Algumas críticas vêm descrevendo New Life S/A como uma obra surrealista, mas pode ser um erro conceitual descrevê-lo desse modo. Não há elementos audiovisuais que remontem a esse estilo propriamente dito, como o conhecemos na pintura, poesia e mesmo no cinema, com nos trabalhos de Luis Buñuel, ou mesmo no primeiro projeto de Chistopher Nolan, “Following”. O que há de mais marcante é uma sensação de absurdo cada vez maior a cada cena, como quando um operário da obra se recusa a realizar o serviço por causa do atraso de seu salário e o encarregado que assume a função acaba caindo do prédio e morrendo. Assim, seria mais preciso classificá-lo como uma produção absurdista, como atribuído ao escritor francês Albert Camus e que no cinema encontra paralelos nos filmes de Roy Andersson, como em “Um pombo sentou em um galho refletindo sobre a existência”.
Com uma estética própria, destaca-se o absurdo das situações e de saber que elas são reais ou, pelo menos, muito possíveis de acontecerem em qualquer canto do país.

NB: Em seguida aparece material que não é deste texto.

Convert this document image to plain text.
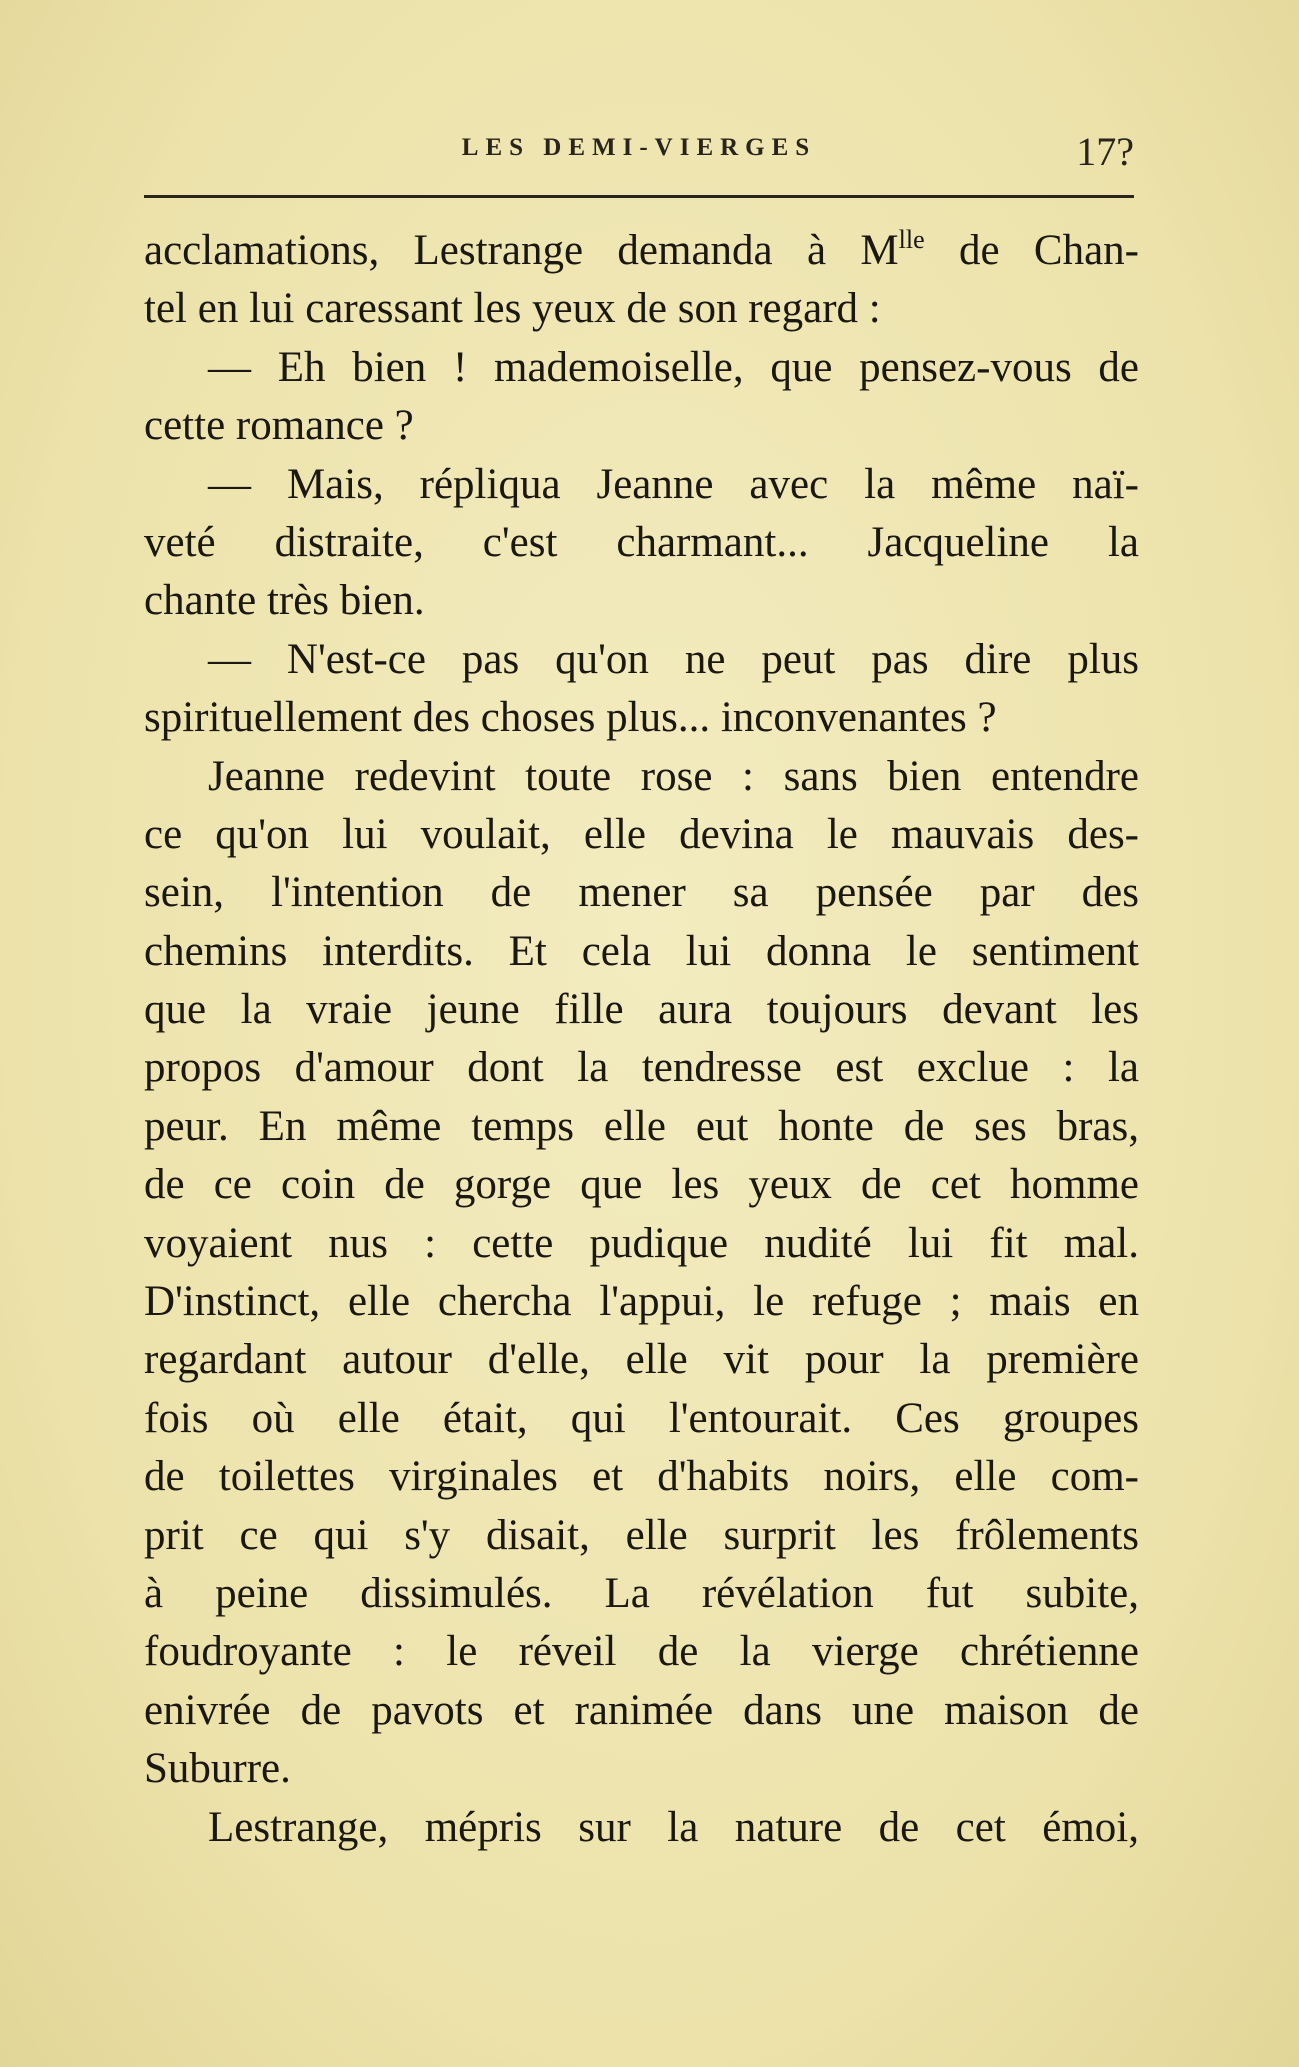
LES DEMI-VIERGES	17?
acclamations, Lestrange demanda à $M^{lle}$ de Chan-
tel en lui caressant les yeux de son regard :
— Eh bien ! mademoiselle, que pensez-vous de
cette romance ?
— Mais, répliqua Jeanne avec la même naï-
veté distraite, c'est charmant... Jacqueline la
chante très bien.
— N'est-ce pas qu'on ne peut pas dire plus
spirituellement des choses plus... inconvenantes ?
Jeanne redevint toute rose : sans bien entendre
ce qu'on lui voulait, elle devina le mauvais des-
sein, l'intention de mener sa pensée par des
chemins interdits. Et cela lui donna le sentiment
que la vraie jeune fille aura toujours devant les
propos d'amour dont la tendresse est exclue : la
peur. En même temps elle eut honte de ses bras,
de ce coin de gorge que les yeux de cet homme
voyaient nus : cette pudique nudité lui fit mal.
D'instinct, elle chercha l'appui, le refuge ; mais en
regardant autour d'elle, elle vit pour la première
fois où elle était, qui l'entourait. Ces groupes
de toilettes virginales et d'habits noirs, elle com-
prit ce qui s'y disait, elle surprit les frôlements
à peine dissimulés. La révélation fut subite,
foudroyante : le réveil de la vierge chrétienne
enivrée de pavots et ranimée dans une maison de
Suburre.
Lestrange, mépris sur la nature de cet émoi,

A falta de lógica e o comportamento errático e destrutivo dos personagens, a representação mesquinha das elites econômicas, a corrupção e o egocentrismo dos políticos são elementos com os quais nós, brasileiros, já estamos acostumados. Nesse sentido, a narrativa parece sinalizar, um a um, vários dos absurdos que persistem em nossa sociedade para extrair deles uma dimensão ridícula e, no fim, até mesmo nos fazer achar graça. É aí que está sua coragem, que, segundo o diretor, veio da forma como ele e seus amigos encaram o que tem acontecido no Brasil nos últimos anos, extraindo risadas de ocasiões que só seriam cômicas se não fossem absolutamente trágicas.
A direção de André Carvalheira oferece planos criativos para um projeto de orçamento modesto, realizado com menos de R$ 800 mil captados a partir de leis de incentivo regionais. Experiente atrás das câmeras, o realizador já havia dirigido o curto “Dia de Folga”, que também se passa no universo da obra. Ademais, ele foi produtor executivo de “A cidade é uma só” do diretor Adirley Queiróz, que trata da formação improvisada e sem auxílio de Ceilândia, cidade no entorno de Brasília. Desse modo, a temática social associada à questão do urbanismo parece ser um ponto de retorno para ele.